Vulpix saw him and cried out, “Help, please!”

He tried to push against the tree, but he was just a little mouse and it didn’t
budge one bit. None of the other animals were out; they were all hiding away
from the storm and couldn’t hear them to come help. It was up to Pikachu.
He stood back a bit and closed his eyes to focus. He had to do it for her.
Summoning all his power, Pikachu’s cheeks began to glow, then his whole
body and he felt it come surging up. To both of their amazement, he shot a
bolt of electricity straight at the tree, breaking it into pieces, and his friend was
freed.

Almost instantly the storm began to pass. Vulpix stood up and looked at
Pikachu with a smile. “I’ve been looking all over for you,” she said. “I
wanted to tell you to come back to the rest of us. Why’d you run away?”

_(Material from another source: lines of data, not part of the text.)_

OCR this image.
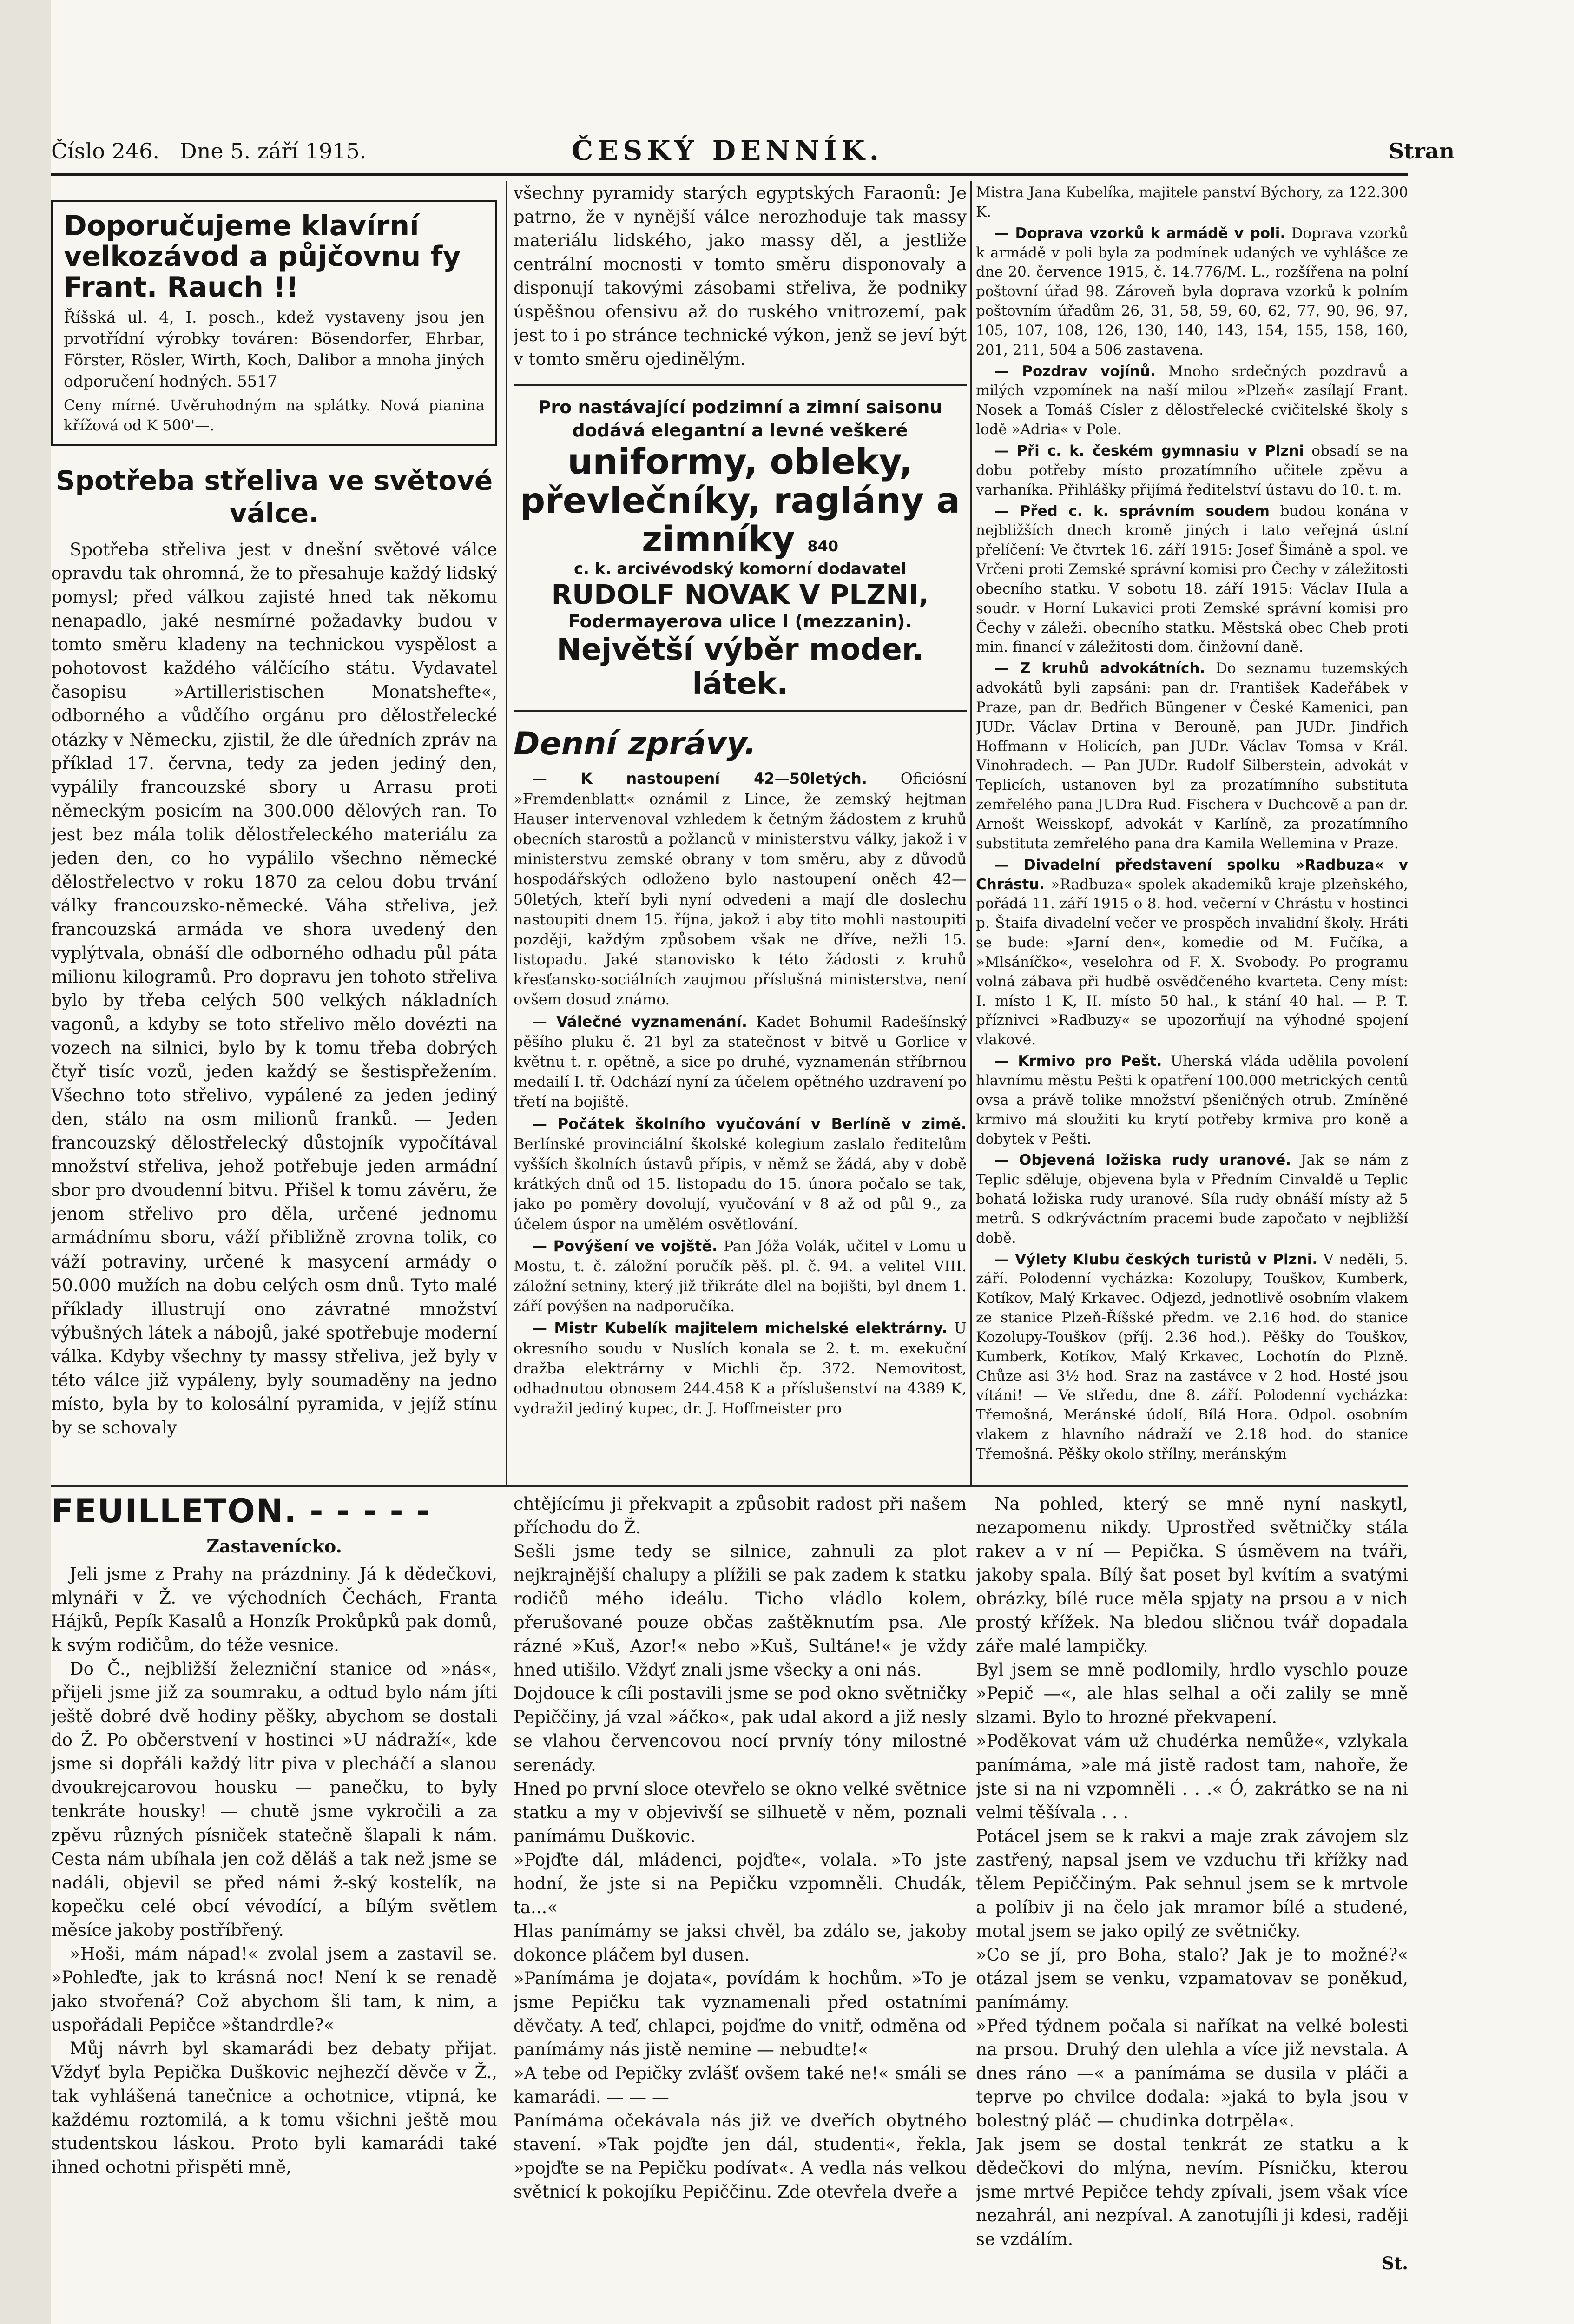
Číslo 246. Dne 5. září 1915.	ČESKÝ DENNÍK.	Stran
Doporučujeme klavírní velkozávod a půjčovnu fy Frant. Rauch !!
Říšská ul. 4, I. posch., kdež vystaveny jsou jen prvotřídní výrobky továren: Bösendorfer, Ehrbar, Förster, Rösler, Wirth, Koch, Dalibor a mnoha jiných odporučení hodných. 5517
Ceny mírné. Uvěruhodným na splátky. Nová pianina křížová od K 500'—.
Spotřeba střeliva ve světové válce.
Spotřeba střeliva jest v dnešní světové válce opravdu tak ohromná, že to přesahuje každý lidský pomysl; před válkou zajisté hned tak někomu nenapadlo, jaké nesmírné požadavky budou v tomto směru kladeny na technickou vyspělost a pohotovost každého válčícího státu. Vydavatel časopisu »Artilleristischen Monatshefte«, odborného a vůdčího orgánu pro dělostřelecké otázky v Německu, zjistil, že dle úředních zpráv na příklad 17. června, tedy za jeden jediný den, vypálily francouzské sbory u Arrasu proti německým posicím na 300.000 dělových ran. To jest bez mála tolik dělostřeleckého materiálu za jeden den, co ho vypálilo všechno německé dělostřelectvo v roku 1870 za celou dobu trvání války francouzsko-německé. Váha střeliva, jež francouzská armáda ve shora uvedený den vyplýtvala, obnáší dle odborného odhadu půl páta milionu kilogramů. Pro dopravu jen tohoto střeliva bylo by třeba celých 500 velkých nákladních vagonů, a kdyby se toto střelivo mělo dovézti na vozech na silnici, bylo by k tomu třeba dobrých čtyř tisíc vozů, jeden každý se šestispřežením. Všechno toto střelivo, vypálené za jeden jediný den, stálo na osm milionů franků. — Jeden francouzský dělostřelecký důstojník vypočítával množství střeliva, jehož potřebuje jeden armádní sbor pro dvoudenní bitvu. Přišel k tomu závěru, že jenom střelivo pro děla, určené jednomu armádnímu sboru, váží přibližně zrovna tolik, co váží potraviny, určené k masycení armády o 50.000 mužích na dobu celých osm dnů. Tyto malé příklady illustrují ono závratné množství výbušných látek a nábojů, jaké spotřebuje moderní válka. Kdyby všechny ty massy střeliva, jež byly v této válce již vypáleny, byly soumaděny na jedno místo, byla by to kolosální pyramida, v jejíž stínu by se schovaly
všechny pyramidy starých egyptských Faraonů: Je patrno, že v nynější válce nerozhoduje tak massy materiálu lidského, jako massy děl, a jestliže centrální mocnosti v tomto směru disponovaly a disponují takovými zásobami střeliva, že podniky úspěšnou ofensivu až do ruského vnitrozemí, pak jest to i po stránce technické výkon, jenž se jeví být v tomto směru ojedinělým.
Pro nastávající podzimní a zimní saisonu dodává elegantní a levné veškeré
uniformy, obleky, převlečníky, raglány a zimníky 840
c. k. arcivévodský komorní dodavatel
RUDOLF NOVAK V PLZNI,
Fodermayerova ulice I (mezzanin).
Největší výběr moder. látek.
Denní zprávy.
— K nastoupení 42—50letých. Oficiósní »Fremdenblatt« oznámil z Lince, že zemský hejtman Hauser intervenoval vzhledem k četným žádostem z kruhů obecních starostů a požlanců v ministerstvu války, jakož i v ministerstvu zemské obrany v tom směru, aby z důvodů hospodářských odloženo bylo nastoupení oněch 42—50letých, kteří byli nyní odvedeni a mají dle doslechu nastoupiti dnem 15. října, jakož i aby tito mohli nastoupiti později, každým způsobem však ne dříve, nežli 15. listopadu. Jaké stanovisko k této žádosti z kruhů křesťansko-sociálních zaujmou příslušná ministerstva, není ovšem dosud známo.
— Válečné vyznamenání. Kadet Bohumil Radešínský pěšího pluku č. 21 byl za statečnost v bitvě u Gorlice v květnu t. r. opětně, a sice po druhé, vyznamenán stříbrnou medailí I. tř. Odchází nyní za účelem opětného uzdravení po třetí na bojiště.
— Počátek školního vyučování v Berlíně v zimě. Berlínské provinciální školské kolegium zaslalo ředitelům vyšších školních ústavů přípis, v němž se žádá, aby v době krátkých dnů od 15. listopadu do 15. února počalo se tak, jako po poměry dovolují, vyučování v 8 až od půl 9., za účelem úspor na umělém osvětlování.
— Povýšení ve vojště. Pan Jóža Volák, učitel v Lomu u Mostu, t. č. záložní poručík pěš. pl. č. 94. a velitel VIII. záložní setniny, který již třikráte dlel na bojišti, byl dnem 1. září povýšen na nadporučíka.
— Mistr Kubelík majitelem michelské elektrárny. U okresního soudu v Nuslích konala se 2. t. m. exekuční dražba elektrárny v Michli čp. 372. Nemovitost, odhadnutou obnosem 244.458 K a příslušenství na 4389 K, vydražil jediný kupec, dr. J. Hoffmeister pro
Mistra Jana Kubelíka, majitele panství Býchory, za 122.300 K.
— Doprava vzorků k armádě v poli. Doprava vzorků k armádě v poli byla za podmínek udaných ve vyhlášce ze dne 20. července 1915, č. 14.776/M. L., rozšířena na polní poštovní úřad 98. Zároveň byla doprava vzorků k polním poštovním úřadům 26, 31, 58, 59, 60, 62, 77, 90, 96, 97, 105, 107, 108, 126, 130, 140, 143, 154, 155, 158, 160, 201, 211, 504 a 506 zastavena.
— Pozdrav vojínů. Mnoho srdečných pozdravů a milých vzpomínek na naší milou »Plzeň« zasílají Frant. Nosek a Tomáš Císler z dělostřelecké cvičitelské školy s lodě »Adria« v Pole.
— Při c. k. českém gymnasiu v Plzni obsadí se na dobu potřeby místo prozatímního učitele zpěvu a varhaníka. Přihlášky přijímá ředitelství ústavu do 10. t. m.
— Před c. k. správním soudem budou konána v nejbližších dnech kromě jiných i tato veřejná ústní přelíčení: Ve čtvrtek 16. září 1915: Josef Šimáně a spol. ve Vrčeni proti Zemské správní komisi pro Čechy v záležitosti obecního statku. V sobotu 18. září 1915: Václav Hula a soudr. v Horní Lukavici proti Zemské správní komisi pro Čechy v záleži. obecního statku. Městská obec Cheb proti min. financí v záležitosti dom. činžovní daně.
— Z kruhů advokátních. Do seznamu tuzemských advokátů byli zapsáni: pan dr. František Kadeřábek v Praze, pan dr. Bedřich Büngener v České Kamenici, pan JUDr. Václav Drtina v Berouně, pan JUDr. Jindřich Hoffmann v Holicích, pan JUDr. Václav Tomsa v Král. Vinohradech. — Pan JUDr. Rudolf Silberstein, advokát v Teplicích, ustanoven byl za prozatímního substituta zemřelého pana JUDra Rud. Fischera v Duchcově a pan dr. Arnošt Weisskopf, advokát v Karlíně, za prozatímního substituta zemřelého pana dra Kamila Wellemina v Praze.
— Divadelní představení spolku »Radbuza« v Chrástu. »Radbuza« spolek akademiků kraje plzeňského, pořádá 11. září 1915 o 8. hod. večerní v Chrástu v hostinci p. Štaifa divadelní večer ve prospěch invalidní školy. Hráti se bude: »Jarní den«, komedie od M. Fučíka, a »Mlsáníčko«, veselohra od F. X. Svobody. Po programu volná zábava při hudbě osvědčeného kvarteta. Ceny míst: I. místo 1 K, II. místo 50 hal., k stání 40 hal. — P. T. příznivci »Radbuzy« se upozorňují na výhodné spojení vlakové.
— Krmivo pro Pešt. Uherská vláda udělila povolení hlavnímu městu Pešti k opatření 100.000 metrických centů ovsa a právě tolike množství pšeničných otrub. Zmíněné krmivo má sloužiti ku krytí potřeby krmiva pro koně a dobytek v Pešti.
— Objevená ložiska rudy uranové. Jak se nám z Teplic sděluje, objevena byla v Předním Cinvaldě u Teplic bohatá ložiska rudy uranové. Síla rudy obnáší místy až 5 metrů. S odkrýváctním pracemi bude započato v nejbližší době.
— Výlety Klubu českých turistů v Plzni. V neděli, 5. září. Polodenní vycházka: Kozolupy, Touškov, Kumberk, Kotíkov, Malý Krkavec. Odjezd, jednotlivě osobním vlakem ze stanice Plzeň-Říšské předm. ve 2.16 hod. do stanice Kozolupy-Touškov (příj. 2.36 hod.). Pěšky do Touškov, Kumberk, Kotíkov, Malý Krkavec, Lochotín do Plzně. Chůze asi 3½ hod. Sraz na zastávce v 2 hod. Hosté jsou vítáni! — Ve středu, dne 8. září. Polodenní vycházka: Třemošná, Meránské údolí, Bílá Hora. Odpol. osobním vlakem z hlavního nádraží ve 2.18 hod. do stanice Třemošná. Pěšky okolo střílny, meránským
FEUILLETON. - - - - -
Zastavenícko.
Jeli jsme z Prahy na prázdniny. Já k dědečkovi, mlynáři v Ž. ve východních Čechách, Franta Hájků, Pepík Kasalů a Honzík Prokůpků pak domů, k svým rodičům, do téže vesnice.
Do Č., nejbližší železniční stanice od »nás«, přijeli jsme již za soumraku, a odtud bylo nám jíti ještě dobré dvě hodiny pěšky, abychom se dostali do Ž. Po občerstvení v hostinci »U nádraží«, kde jsme si dopřáli každý litr piva v plecháčí a slanou dvoukrejcarovou housku — panečku, to byly tenkráte housky! — chutě jsme vykročili a za zpěvu různých písniček statečně šlapali k nám. Cesta nám ubíhala jen což děláš a tak než jsme se nadáli, objevil se před námi ž-ský kostelík, na kopečku celé obcí vévodící, a bílým světlem měsíce jakoby postříbřený.
»Hoši, mám nápad!« zvolal jsem a zastavil se. »Pohleďte, jak to krásná noc! Není k se renadě jako stvořená? Což abychom šli tam, k nim, a uspořádali Pepičce »štandrdle?«
Můj návrh byl skamarádi bez debaty přijat. Vždyť byla Pepička Duškovic nejhezčí děvče v Ž., tak vyhlášená tanečnice a ochotnice, vtipná, ke každému roztomilá, a k tomu všichni ještě mou studentskou láskou. Proto byli kamarádi také ihned ochotni přispěti mně,
chtějícímu ji překvapit a způsobit radost při našem příchodu do Ž.
Sešli jsme tedy se silnice, zahnuli za plot nejkrajnější chalupy a plížili se pak zadem k statku rodičů mého ideálu. Ticho vládlo kolem, přerušované pouze občas zaštěknutím psa. Ale rázné »Kuš, Azor!« nebo »Kuš, Sultáne!« je vždy hned utišilo. Vždyť znali jsme všecky a oni nás.
Dojdouce k cíli postavili jsme se pod okno světničky Pepiččiny, já vzal »áčko«, pak udal akord a již nesly se vlahou červencovou nocí prvníy tóny milostné serenády.
Hned po první sloce otevřelo se okno velké světnice statku a my v objevivší se silhuetě v něm, poznali panímámu Duškovic.
»Pojďte dál, mládenci, pojďte«, volala. »To jste hodní, že jste si na Pepičku vzpomněli. Chudák, ta...«
Hlas panímámy se jaksi chvěl, ba zdálo se, jakoby dokonce pláčem byl dusen.
»Panímáma je dojata«, povídám k hochům. »To je jsme Pepičku tak vyznamenali před ostatními děvčaty. A teď, chlapci, pojďme do vnitř, odměna od panímámy nás jistě nemine — nebudte!«
»A tebe od Pepičky zvlášť ovšem také ne!« smáli se kamarádi. — — —
Panímáma očekávala nás již ve dveřích obytného stavení. »Tak pojďte jen dál, studenti«, řekla, »pojďte se na Pepičku podívat«. A vedla nás velkou světnicí k pokojíku Pepiččinu. Zde otevřela dveře a
Na pohled, který se mně nyní naskytl, nezapomenu nikdy. Uprostřed světničky stála rakev a v ní — Pepička. S úsměvem na tváři, jakoby spala. Bílý šat poset byl kvítím a svatými obrázky, bílé ruce měla spjaty na prsou a v nich prostý křížek. Na bledou sličnou tvář dopadala záře malé lampičky.
Byl jsem se mně podlomily, hrdlo vyschlo pouze »Pepič —«, ale hlas selhal a oči zalily se mně slzami. Bylo to hrozné překvapení.
»Poděkovat vám už chudérka nemůže«, vzlykala panímáma, »ale má jistě radost tam, nahoře, že jste si na ni vzpomněli . . .« Ó, zakrátko se na ni velmi těšívala . . .
Potácel jsem se k rakvi a maje zrak závojem slz zastřený, napsal jsem ve vzduchu tři křížky nad tělem Pepiččiným. Pak sehnul jsem se k mrtvole a políbiv ji na čelo jak mramor bílé a studené, motal jsem se jako opilý ze světničky.
»Co se jí, pro Boha, stalo? Jak je to možné?« otázal jsem se venku, vzpamatovav se poněkud, panímámy.
»Před týdnem počala si naříkat na velké bolesti na prsou. Druhý den ulehla a více již nevstala. A dnes ráno —« a panímáma se dusila v pláči a teprve po chvilce dodala: »jaká to byla jsou v bolestný pláč — chudinka dotrpěla«.
Jak jsem se dostal tenkrát ze statku a k dědečkovi do mlýna, nevím. Písničku, kterou jsme mrtvé Pepičce tehdy zpívali, jsem však více nezahrál, ani nezpíval. A zanotujíli ji kdesi, raději se vzdálím.
St.
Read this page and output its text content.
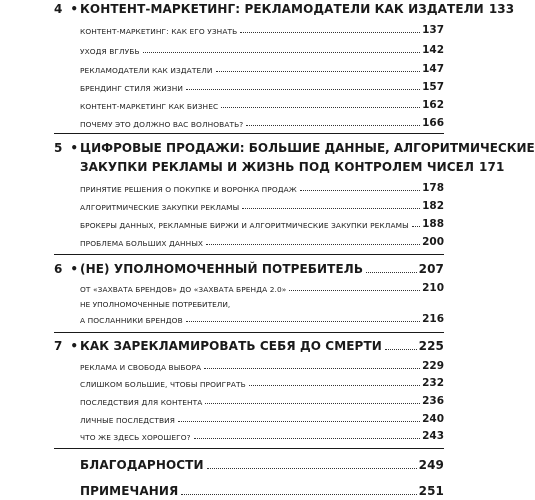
4 • КОНТЕНТ-МАРКЕТИНГ: РЕКЛАМОДАТЕЛИ КАК ИЗДАТЕЛИ 133
КОНТЕНТ-МАРКЕТИНГ: КАК ЕГО УЗНАТЬ	137
УХОДЯ ВГЛУБЬ	142
РЕКЛАМОДАТЕЛИ КАК ИЗДАТЕЛИ	147
БРЕНДИНГ СТИЛЯ ЖИЗНИ	157
КОНТЕНТ-МАРКЕТИНГ КАК БИЗНЕС	162
ПОЧЕМУ ЭТО ДОЛЖНО ВАС ВОЛНОВАТЬ?	166
5 • ЦИФРОВЫЕ ПРОДАЖИ: БОЛЬШИЕ ДАННЫЕ, АЛГОРИТМИЧЕСКИЕ
ЗАКУПКИ РЕКЛАМЫ И ЖИЗНЬ ПОД КОНТРОЛЕМ ЧИСЕЛ 171
ПРИНЯТИЕ РЕШЕНИЯ О ПОКУПКЕ И ВОРОНКА ПРОДАЖ	178
АЛГОРИТМИЧЕСКИЕ ЗАКУПКИ РЕКЛАМЫ	182
БРОКЕРЫ ДАННЫХ, РЕКЛАМНЫЕ БИРЖИ И АЛГОРИТМИЧЕСКИЕ ЗАКУПКИ РЕКЛАМЫ 188
ПРОБЛЕМА БОЛЬШИХ ДАННЫХ	200
6 • (НЕ) УПОЛНОМОЧЕННЫЙ ПОТРЕБИТЕЛЬ	207
ОТ «ЗАХВАТА БРЕНДОВ» ДО «ЗАХВАТА БРЕНДА 2.0»	210
НЕ УПОЛНОМОЧЕННЫЕ ПОТРЕБИТЕЛИ,
А ПОСЛАННИКИ БРЕНДОВ	216
7 • КАК ЗАРЕКЛАМИРОВАТЬ СЕБЯ ДО СМЕРТИ	225
РЕКЛАМА И СВОБОДА ВЫБОРА	229
СЛИШКОМ БОЛЬШИЕ, ЧТОБЫ ПРОИГРАТЬ	232
ПОСЛЕДСТВИЯ ДЛЯ КОНТЕНТА	236
ЛИЧНЫЕ ПОСЛЕДСТВИЯ	240
ЧТО ЖЕ ЗДЕСЬ ХОРОШЕГО?	243
БЛАГОДАРНОСТИ	249
ПРИМЕЧАНИЯ	251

“Because I couldn’t make lightning,” Pikachu told her.

“I didn’t care about that,” she told him. “Lots of us didn’t care about that.
Besides, you just did it.”

He smiled back at her and nodded. “Yes, I guess I did.” And they began to
walk back towards their old home together. Pikachu snuck over to the pond
again to glance at himself. In the reflection he could see that his fur was
bright again, his cheeks scarlet.

When he got back to the other Pokemon in the forest his parents ran over to
hug him and tell him they missed him so much. They didn’t even ask if he
could make lightning yet, and he didn’t tell them. He lived in a little thicket
with Vulpix happily ever after, and he knew that if she ever needed him to be
able to make lightning, he’d be able to do it for her.